[Python-Dev] Python 3.0.1 (io-in-c)

Wed Jan 28 17:54:49 CET 2009

2009/1/28 Antoine Pitrou <solipsis at pitrou.net>:
> If you look at how utf-8 decoding is implemented (in unicodeobject.c), it's
> quite obvious why it is so :-) There is a (very) fast path for chunks of pure
> ASCII data, and (fast but not blazingly fast) fallback for non ASCII data.

Thanks for the explanation.

> Please don't think of it as a slowdown... It's still much faster than 2.x, which
> manages 130MB/s on the same data.

Don't get me wrong - I'm hugely grateful for this work. And
personally, I don't expect that I/O speed is ever likely to be a real
bottleneck in the type of program I write. But I'm concerned that
(much as with the whole "Python 3.0 is incompatible, and it will be
hard to port to" meme) people will pick up on raw benchmark figures -
no matter how much they aren't comparing like with like - and start
making it sound like "Python 3.0 I/O is slower than 2.x" - which is a
great disservice to the good work that's been done.
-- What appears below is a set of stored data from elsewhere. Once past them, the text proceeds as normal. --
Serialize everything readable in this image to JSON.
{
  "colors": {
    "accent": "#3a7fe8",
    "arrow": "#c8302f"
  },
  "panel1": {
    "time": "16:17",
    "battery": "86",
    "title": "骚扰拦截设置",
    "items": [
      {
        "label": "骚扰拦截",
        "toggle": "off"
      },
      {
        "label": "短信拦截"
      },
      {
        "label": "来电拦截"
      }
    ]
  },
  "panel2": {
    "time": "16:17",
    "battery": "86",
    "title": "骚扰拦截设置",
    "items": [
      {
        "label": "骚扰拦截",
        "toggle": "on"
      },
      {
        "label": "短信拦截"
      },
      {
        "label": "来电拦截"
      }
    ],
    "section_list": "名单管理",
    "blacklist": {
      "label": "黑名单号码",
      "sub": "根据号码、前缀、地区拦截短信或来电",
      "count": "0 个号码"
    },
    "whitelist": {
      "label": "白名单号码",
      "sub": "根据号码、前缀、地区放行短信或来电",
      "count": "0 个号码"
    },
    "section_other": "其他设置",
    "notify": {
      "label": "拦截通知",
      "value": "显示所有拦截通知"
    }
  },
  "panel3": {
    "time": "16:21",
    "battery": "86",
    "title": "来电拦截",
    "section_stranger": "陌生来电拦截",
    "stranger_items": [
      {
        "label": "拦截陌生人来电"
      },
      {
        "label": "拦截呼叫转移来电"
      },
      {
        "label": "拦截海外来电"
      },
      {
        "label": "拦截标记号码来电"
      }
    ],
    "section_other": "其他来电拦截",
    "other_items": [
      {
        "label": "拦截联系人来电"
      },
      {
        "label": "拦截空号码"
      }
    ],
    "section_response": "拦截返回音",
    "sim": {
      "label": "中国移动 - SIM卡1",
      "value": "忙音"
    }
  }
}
I do think it's worth taking care over the default encoding, though.
Quite apart from performance, getting "correct" behaviour is
important. I can't speak for Unix, but on Windows, the following
behaviour feels like a bug to me:

>echo a£b >a1

>python
Python 2.6.1 (r261:67517, Dec  4 2008, 16:51:00) [MSC v.1500 32 bit
(Intel)] on win32
Type "help", "copyright", "credits" or "license" for more information.
>>> print open("a1").read()
a£b

>>> ^Z

>\Apps\Python30\python.exe
Python 3.0 (r30:67507, Dec  3 2008, 20:14:27) [MSC v.1500 32 bit
(Intel)] on win32
Type "help", "copyright", "credits" or "license" for more information.
>>> print(open("a1").read())
Traceback (most recent call last):
  File "<stdin>", line 1, in <module>
  File "D:\Apps\Python30\lib\io.py", line 1491, in write
    b = encoder.encode(s)
  File "D:\Apps\Python30\lib\encodings\cp850.py", line 19, in encode
    return codecs.charmap_encode(input,self.errors,encoding_map)[0]
UnicodeEncodeError: 'charmap' codec can't encode character '\u0153' in
position 1: character maps to <undefined>
>>> ^Z

>chcp
Active code page: 850

Paul.